Hannah Green wins the $1 million Aon Risk Reward Challenge

What defines a great year at work? How about one that includes a $1 million performance bonus! For Hannah Green, the fourth-year LPGA Tour professional, that’s exactly how the 2021 season turned out. Since 2019, Aon, a leading global professional …

What defines a great year at work? How about one that includes a $1 million performance bonus! For Hannah Green, the fourth-year LPGA Tour professional, that’s exactly how the 2021 season turned out.

Since 2019, Aon, a leading global professional services firm providing a broad range of risk, retirement and health solutions, has sponsored the Aon Risk Reward Challenge, a season-long competition that rewards the best decision-makers on both the LPGA Tour and PGA TOUR. At each tournament, the golfer’s two best scores on the pre-determined Challenge hole will count (minimum 40 rounds). The player on each Tour with the lowest average score to par pockets the $1 million prize.

Green, 24, has two LPGA Tour victories in 78 career starts and $2.2 million in lifetime earnings. Which makes the $1 million payout life-altering. “I want to buy a house during the off-season, so this gives me an opportunity to play [each season] comfortably,” said Green. “I could almost pay off my house and not have a mortgage, so it’s setting me up for after I finish playing golf.”

Consider this: Thirteen players on the LPGA Tour earned at least $1 million in prize money in 2021. (Green finished 35th on the money list with $531,507.) By comparison, 124 PGA TOUR pros surpassed the $1 million mark. That list included Matthew Wolff, the PGA Tour’s winner of the Aon Risk Reward Challenge, who pocketed more than $2.5 million in prize money (47th on the list). So, yes, the equal-to-the-men, $1 million award is a huge deal for Green and all of women’s golf. “Congratulations to Hannah on her performance throughout the season to win the Aon Risk Reward Challenge,” said Jennifer Bell, Chief Executive Officer, North America at Aon. “At Aon, we’re committed to creating a diverse workforce and an inclusive culture where everyone can thrive, ensuring we deliver more innovative solutions for clients and help them make better decisions. When we created the Aon Risk Reward Challenge, our goal was to create a platform where achievements could be equally celebrated across the men’s and women’s game. We’re so proud of this program and the level of skill and quality of decision making we continue to see week in and week out throughout the challenge on both Tours.”

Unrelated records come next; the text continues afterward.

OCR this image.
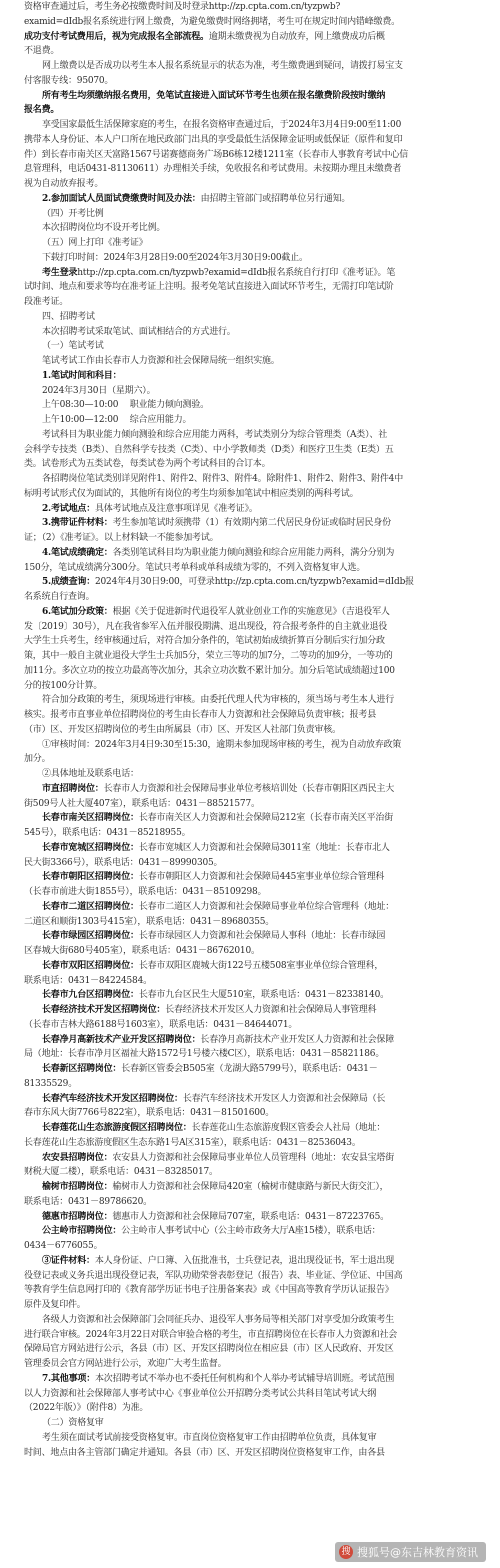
资格审查通过后，考生务必按缴费时间及时登录http://zp.cpta.com.cn/tyzpwb?
examid=dIdb报名系统进行网上缴费，为避免缴费时网络拥堵，考生可在规定时间内错峰缴费。
成功支付考试费用后，视为完成报名全部流程。逾期未缴费视为自动放弃，网上缴费成功后概
不退费。
网上缴费以是否成功以考生本人报名系统显示的状态为准，考生缴费遇到疑问，请拨打易宝支
付客服专线：95070。
所有考生均须缴纳报名费用，免笔试直接进入面试环节考生也须在报名缴费阶段按时缴纳
报名费。
享受国家最低生活保障家庭的考生，在报名资格审查通过后，于2024年3月4日9:00至11:00
携带本人身份证、本人户口所在地民政部门出具的享受最低生活保障金证明或低保证（原件和复印
件）到长春市南关区天富路1567号诺赛德商务广场B6栋12楼1211室（长春市人事教育考试中心信
息管理科，电话0431-81130611）办理相关手续，免收报名和考试费用。未按期办理且未缴费者
视为自动放弃报考。
2.参加面试人员面试费缴费时间及办法：由招聘主管部门或招聘单位另行通知。
（四）开考比例
本次招聘岗位均不设开考比例。
（五）网上打印《准考证》
下载打印时间：2024年3月28日9:00至2024年3月30日9:00截止。
考生登录http://zp.cpta.com.cn/tyzpwb?examid=dIdb报名系统自行打印《准考证》。笔
试时间、地点和要求等均在准考证上注明。报考免笔试直接进入面试环节考生，无需打印笔试阶
段准考证。
四、招聘考试
本次招聘考试采取笔试、面试相结合的方式进行。
（一）笔试考试
笔试考试工作由长春市人力资源和社会保障局统一组织实施。
1.笔试时间和科目：
2024年3月30日（星期六）。
上午08:30—10:00　 职业能力倾向测验。
上午10:00—12:00　 综合应用能力。
考试科目为职业能力倾向测验和综合应用能力两科，考试类别分为综合管理类（A类）、社
会科学专技类（B类）、自然科学专技类（C类）、中小学教师类（D类）和医疗卫生类（E类）五
类。试卷形式为五类试卷，每类试卷为两个考试科目的合订本。
各招聘岗位笔试类别详见附件1、附件2、附件3、附件4。除附件1、附件2、附件3、附件4中
标明考试形式仅为面试的，其他所有岗位的考生均须参加笔试中相应类别的两科考试。
2.考试地点：具体考试地点及注意事项详见《准考证》。
3.携带证件材料：考生参加笔试时须携带（1）有效期内第二代居民身份证或临时居民身份
证；（2）《准考证》。以上材料缺一不能参加考试。
4.笔试成绩确定：各类别笔试科目均为职业能力倾向测验和综合应用能力两科，满分分别为
150分，笔试成绩满分300分。笔试只考单科或单科成绩为零的，不列入资格复审人选。
5.成绩查询：2024年4月30日9:00，可登录http://zp.cpta.com.cn/tyzpwb?examid=dIdb报
名系统自行查询。
6.笔试加分政策：根据《关于促进新时代退役军人就业创业工作的实施意见》（吉退役军人
发〔2019〕30号），凡在我省参军入伍并服役期满、退出现役，符合报考条件的自主就业退役
大学生士兵考生，经审核通过后，对符合加分条件的，笔试初始成绩折算百分制后实行加分政
策，其中一般自主就业退役大学生士兵加5分，荣立三等功的加7分，二等功的加9分，一等功的
加11分。多次立功的按立功最高等次加分，其余立功次数不累计加分。加分后笔试成绩超过100
分的按100分计算。
符合加分政策的考生，须现场进行审核。由委托代理人代为审核的，须当场与考生本人进行
核实。报考市直事业单位招聘岗位的考生由长春市人力资源和社会保障局负责审核；报考县
（市）区、开发区招聘岗位的考生由所属县（市）区、开发区人社部门负责审核。
①审核时间：2024年3月4日9:30至15:30，逾期未参加现场审核的考生，视为自动放弃政策
加分。
②具体地址及联系电话：
市直招聘岗位：长春市人力资源和社会保障局事业单位考核培训处（长春市朝阳区西民主大
街509号人社大厦407室），联系电话：0431－88521577。
长春市南关区招聘岗位：长春市南关区人力资源和社会保障局212室（长春市南关区平治街
545号），联系电话：0431－85218955。
长春市宽城区招聘岗位：长春市宽城区人力资源和社会保障局3011室（地址：长春市北人
民大街3366号），联系电话：0431－89990305。
长春市朝阳区招聘岗位：长春市朝阳区人力资源和社会保障局445室事业单位综合管理科
（长春市前进大街1855号），联系电话：0431－85109298。
长春市二道区招聘岗位：长春市二道区人力资源和社会保障局事业单位综合管理科（地址：
二道区和顺街1303号415室），联系电话：0431－89680355。
长春市绿园区招聘岗位：长春市绿园区人力资源和社会保障局人事科（地址：长春市绿园
区春城大街680号405室），联系电话：0431－86762010。
长春市双阳区招聘岗位：长春市双阳区鹿城大街122号五楼508室事业单位综合管理科，
联系电话：0431－84224584。
长春市九台区招聘岗位：长春市九台区民生大厦510室，联系电话：0431－82338140。
长春经济技术开发区招聘岗位：长春经济技术开发区人力资源和社会保障局人事管理科
（长春市吉林大路6188号1603室），联系电话：0431－84644071。
长春净月高新技术产业开发区招聘岗位：长春净月高新技术产业开发区人力资源和社会保障
局（地址：长春市净月区福祉大路1572号1号楼六楼C区），联系电话：0431－85821186。
长春新区招聘岗位：长春新区管委会B505室（龙湖大路5799号），联系电话：0431－
81335529。
长春汽车经济技术开发区招聘岗位：长春汽车经济技术开发区人力资源和社会保障局（长
春市东风大街7766号822室），联系电话：0431－81501600。
长春莲花山生态旅游度假区招聘岗位：长春莲花山生态旅游度假区管委会人社局（地址：
长春莲花山生态旅游度假区生态东路1号A区315室），联系电话：0431－82536043。
农安县招聘岗位：农安县人力资源和社会保障局事业单位人员管理科（地址：农安县宝塔街
财税大厦二楼），联系电话：0431－83285017。
榆树市招聘岗位：榆树市人力资源和社会保障局420室（榆树市健康路与新民大街交汇），
联系电话：0431－89786620。
德惠市招聘岗位：德惠市人力资源和社会保障局707室，联系电话：0431－87223765。
公主岭市招聘岗位：公主岭市人事考试中心（公主岭市政务大厅A座15楼），联系电话：
0434－6776055。
③证件材料：本人身份证、户口簿、入伍批准书，士兵登记表，退出现役证书，军士退出现
役登记表或义务兵退出现役登记表，军队功勋荣誉表彰登记（报告）表、毕业证、学位证、中国高
等教育学生信息网打印的《教育部学历证书电子注册备案表》或《中国高等教育学历认证报告》
原件及复印件。
各级人力资源和社会保障部门会同征兵办、退役军人事务局等相关部门对享受加分政策考生
进行联合审核。2024年3月22日对联合审验合格的考生，市直招聘岗位在长春市人力资源和社会
保障局官方网站进行公示，各县（市）区、开发区招聘岗位在相应县（市）区人民政府、开发区
管理委员会官方网站进行公示，欢迎广大考生监督。
7.其他事项：本次招聘考试不举办也不委托任何机构和个人举办考试辅导培训班。考试范围
以人力资源和社会保障部人事考试中心《事业单位公开招聘分类考试公共科目笔试考试大纲
（2022年版）》（附件8）为准。
（二）资格复审
考生须在面试考试前接受资格复审。市直岗位资格复审工作由招聘单位负责，具体复审
时间、地点由各主管部门确定并通知。各县（市）区、开发区招聘岗位资格复审工作，由各县
搜 搜狐号@东吉林教育资讯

Green, a native of Perth, Australia, showed the heart of a champion in capturing the KPMG Women’s PGA Championship and Cambia Portland Classic in 2019. This year, on the designated Aon Risk Reward Challenge holes, she was a shrewd decision maker and clutch shotmaker, particularly in the latter stages of the competition. Following a break for the 2020 Summer Olympics (where she finished T5), Green competed in six of the tournaments that counted toward the contest. She carded 12-under par (eight birdies, two eagles, two pars) on the 12 Challenge holes. For the season, she made birdie or eagle on 80-percent of them.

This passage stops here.